D’autre part les femmes qui bénéficient de compensations par ailleurs, notamment en termes de temps pour soi ou de confort de vie, tolèrent plus facilement les inégalités : « Je crois que grâce à mon mi-temps, je dispose quand même d’assez de temps pour compenser. Ce n’est pas forcément juste, ce n’est pas du 50/50 mais on arrive à quelque chose qui nous permet quand même de vivre chacun correctement ». D’autres compensations citées par les femmes concernent l’attention portée aux enfants, les marques d’affection et la valorisation du travail accompli. A contrario, l’absence de reconnaissance de leur conjoint ou la critique sont jugées inacceptables : « Si j’ai préparé, que j’ai pris le temps de préparer quelque chose et il me dit “ah fallait pas t’embêter on serait allé au restaurant”, vraiment c’est le genre de truc que je supporte pas […] ou alors il va pas faire de remarques du tout et je supporte pas non plus. »
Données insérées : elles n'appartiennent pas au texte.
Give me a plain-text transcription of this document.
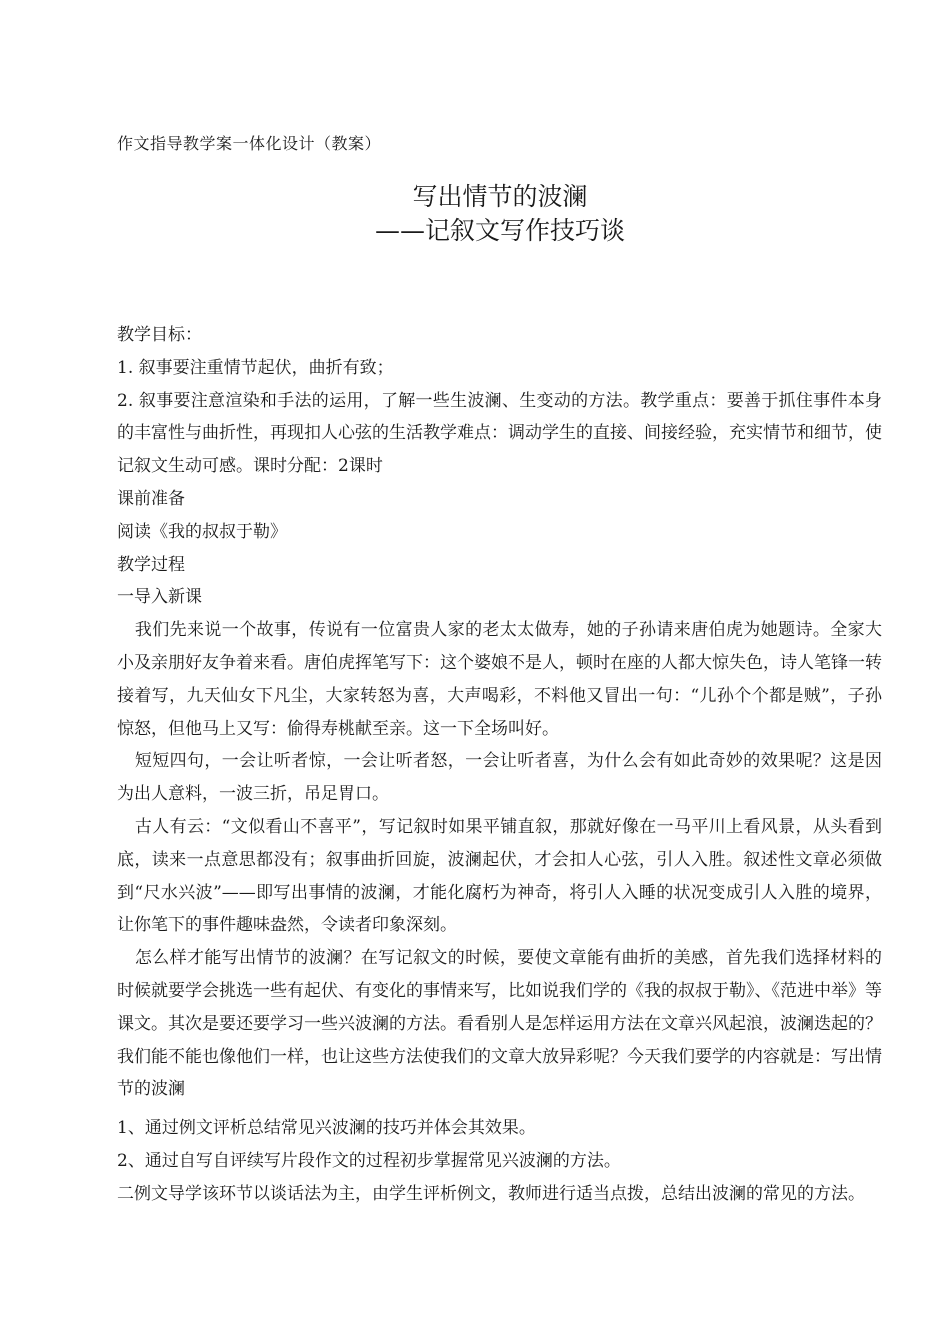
作文指导教学案一体化设计（教案）
写出情节的波澜
——记叙文写作技巧谈

教学目标：

1. 叙事要注重情节起伏，曲折有致；

2. 叙事要注意渲染和手法的运用，了解一些生波澜、生变动的方法。教学重点：要善于抓住事件本身的丰富性与曲折性，再现扣人心弦的生活教学难点：调动学生的直接、间接经验，充实情节和细节，使记叙文生动可感。课时分配：2课时

课前准备

阅读《我的叔叔于勒》

教学过程

一导入新课

我们先来说一个故事，传说有一位富贵人家的老太太做寿，她的子孙请来唐伯虎为她题诗。全家大小及亲朋好友争着来看。唐伯虎挥笔写下：这个婆娘不是人，顿时在座的人都大惊失色，诗人笔锋一转接着写，九天仙女下凡尘，大家转怒为喜，大声喝彩，不料他又冒出一句：“儿孙个个都是贼”，子孙惊怒，但他马上又写：偷得寿桃献至亲。这一下全场叫好。

短短四句，一会让听者惊，一会让听者怒，一会让听者喜，为什么会有如此奇妙的效果呢？这是因为出人意料，一波三折，吊足胃口。

古人有云：“文似看山不喜平”，写记叙时如果平铺直叙，那就好像在一马平川上看风景，从头看到底，读来一点意思都没有；叙事曲折回旋，波澜起伏，才会扣人心弦，引人入胜。叙述性文章必须做到“尺水兴波”——即写出事情的波澜，才能化腐朽为神奇，将引人入睡的状况变成引人入胜的境界，让你笔下的事件趣味盎然，令读者印象深刻。

怎么样才能写出情节的波澜？在写记叙文的时候，要使文章能有曲折的美感，首先我们选择材料的时候就要学会挑选一些有起伏、有变化的事情来写，比如说我们学的《我的叔叔于勒》、《范进中举》等课文。其次是要还要学习一些兴波澜的方法。看看别人是怎样运用方法在文章兴风起浪，波澜迭起的？我们能不能也像他们一样，也让这些方法使我们的文章大放异彩呢？今天我们要学的内容就是：写出情节的波澜

1、通过例文评析总结常见兴波澜的技巧并体会其效果。

2、通过自写自评续写片段作文的过程初步掌握常见兴波澜的方法。

二例文导学该环节以谈话法为主，由学生评析例文，教师进行适当点拨，总结出波澜的常见的方法。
Si les compensations aident à accepter les inégalités, les inégalités trop flagrantes deviennent insupportables : quand le conjoint en fait toujours aussi peu alors qu’il est plus disponible et, de surcroît, ne contribue pas financièrement au ménage ou quand les inégalités sortent de l’intimité du couple. Ceci survient par exemple quand les femmes doivent tout faire seules alors que le couple reçoit des invités.
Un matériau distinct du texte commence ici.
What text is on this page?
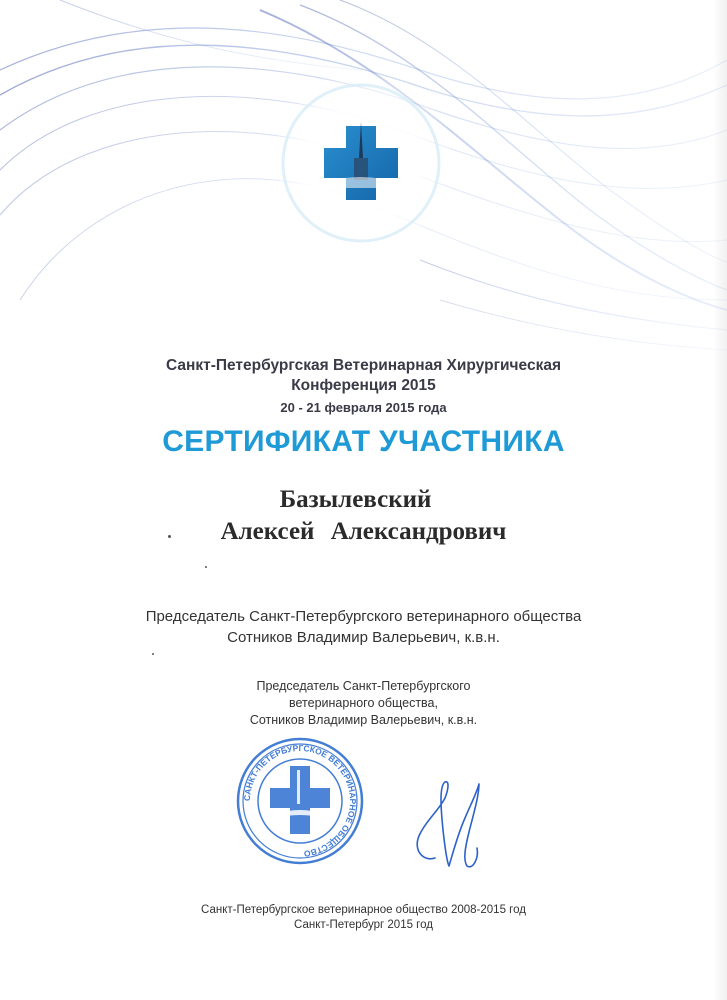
Санкт-Петербургская Ветеринарная Хирургическая
Конференция 2015
20 - 21 февраля 2015 года
СЕРТИФИКАТ УЧАСТНИКА
Базылевский
Алексей Александрович
Председатель Санкт-Петербургского ветеринарного общества
Сотников Владимир Валерьевич, к.в.н.
Председатель Санкт-Петербургского
ветеринарного общества,
Сотников Владимир Валерьевич, к.в.н.
САНКТ-ПЕТЕРБУРГСКОЕ ВЕТЕРИНАРНОЕ ОБЩЕСТВО
Санкт-Петербургское ветеринарное общество 2008-2015 год
Санкт-Петербург 2015 год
Les conditions d’acceptabilité d’un partage inégal au sein du couple montrent qu’une inégalité sera vécue comme injuste lorsqu’elle n’est pas reconnue et ne fait pas l’objet de compensation. Arnaud Régnier-Loilier (2009) a montré que l’insatisfaction grandit lorsque les inégalités s’accroissent au fil du temps. L’indignation ressentie face à la suppression envisagée des avantages consentis aux mères dans le calcul de leur retraite, mentionnée en introduction, ne doit donc pas nous surprendre dans la mesure où ces avantages font figure à la fois de compensation et de reconnaissance pour les inégalités accumulées tout au long de la vie des mères. Dans certaines circonstances, le sentiment d’injustice peut resurgir, lorsque la relation conjugale devient conflictuelle, en particulier en cas de séparation, ce qui explique que les femmes en deuxième union que nous avons rencontrées se plaignent de manière plus virulente des injustices dans leur couple précédent que dans leur couple actuel. De même, dans le monde du travail, la crise économique en cours a révélé un sentiment d’injustice latent et les conflits sous-jacents entre ouvriers et encadrement peuvent se solder par des séquestrations de cadres dirigeants. On peut penser que l’acceptation au quotidien d’un partage inégal par les femmes n’exclut pas, lorsque s’exacerbent les inégalités, l’expression d’un fort mécontentement.
Cette enquête sur les inégalités domestiques permet alors de réfléchir plus largement aux inégalités sociales au-delà des seules inégalités de sexe. Inversement, il faudrait mettre en rapport les inégalités de sexe avec l’ensemble des inégalités sociales qui s’y rattachent et faire le lien entre sphère domestique et sphère professionnelle dans la production des inégalités entre hommes et femmes.